On the other hand, there’s a denial of the reality, and a desire to demonstrate a counter-power in butch demonstrations of faith in God, or the inscrutable gnosticism of believing it to be nothing more than a liberal plot against God and country—and God and country’s designated representative, Donald Trump.
Religious types aren’t the only offenders, either. Twitter was on fire over the weekend with sightings of young folks partying it up, apparently either in the belief that COVID-19 wouldn’t affect them, or in simple defiance of health experts:
I just went to a crowded Red Robin and I'm 30.

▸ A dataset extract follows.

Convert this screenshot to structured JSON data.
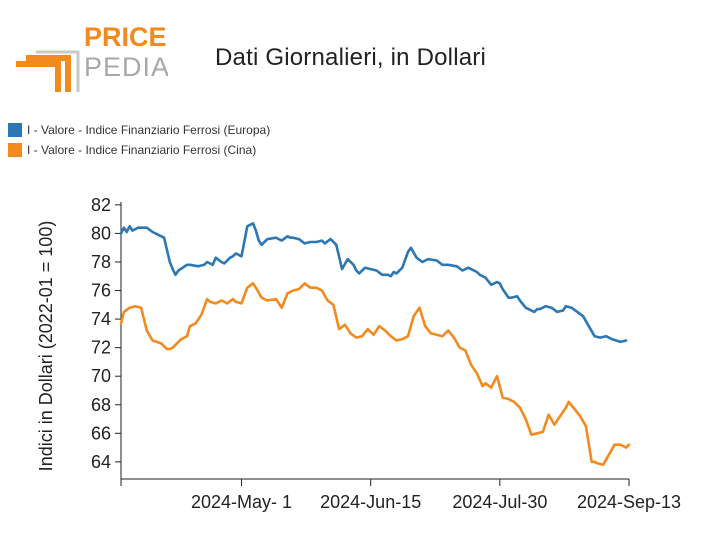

It was delicious, and I took my sweet time eating my meal. Because this is America. And I'll do what I want.
— Katie Williams (@realkatiejow) March 14, 2020
Killing Grandma to own the libs is a heck of a political stance, to be sure.
Continuing to participate in massive boozefests seems ill-advised at best, downright irresponsible at worst. So does prompting a large congregation essentially to flip public health measures the bird.
Yet I want to hold back at least a bit of judgment. For one thing, the nation has hardly been getting clear signals from the top on how to respond to coronavirus. Sure, there are all kinds of reminders about what to do; but then there’s a president who mutes or undermines every single message his own administration puts out.
For another thing, this is a very abnormal time in what has been a very abnormal three years. The craving for some kind of ordinary life is readily apparent across all kinds of social boundaries. However unfortunate their methods, people will fight to maintain homeostasis. My own family went out for dinner on Friday night, and were pleased to do so knowing that in particular service workers will need the money in coming weeks. Tomorrow our son will go to school for one last day, and I’ll keep a coffee date. Life goes on, one way or another.
At the same time, it seems spectacularly incompatible with the declared teachings of most religions to act so recklessly when so many lives are in the balance. So I’d like to propose a variation on Pascal’s famous wager: if you act as though COVID-19 were a real menace and you turn out to be wrong, you’ve lost nothing more than a few handshakes in church. But, if you blow the threat off and it turns out to be much more dangerous than you thought, you’re potentially responsible for the deaths of hundreds, if not thousands, of people. Pascal’s countryman (and NBA star) Rudy Gobert learned this the hard way.
Wouldn’t it be better in the eyes of your fellow citizens and whatever power you believe in to have erred on the side of caution? Or, you know, sure, don’t be a pansy. Go ahead and put the vulnerable at risk to make America great again. Super idea. And to my fellow Christians: St. Peter will no doubt be a big fan of that one at the Pearly Gates.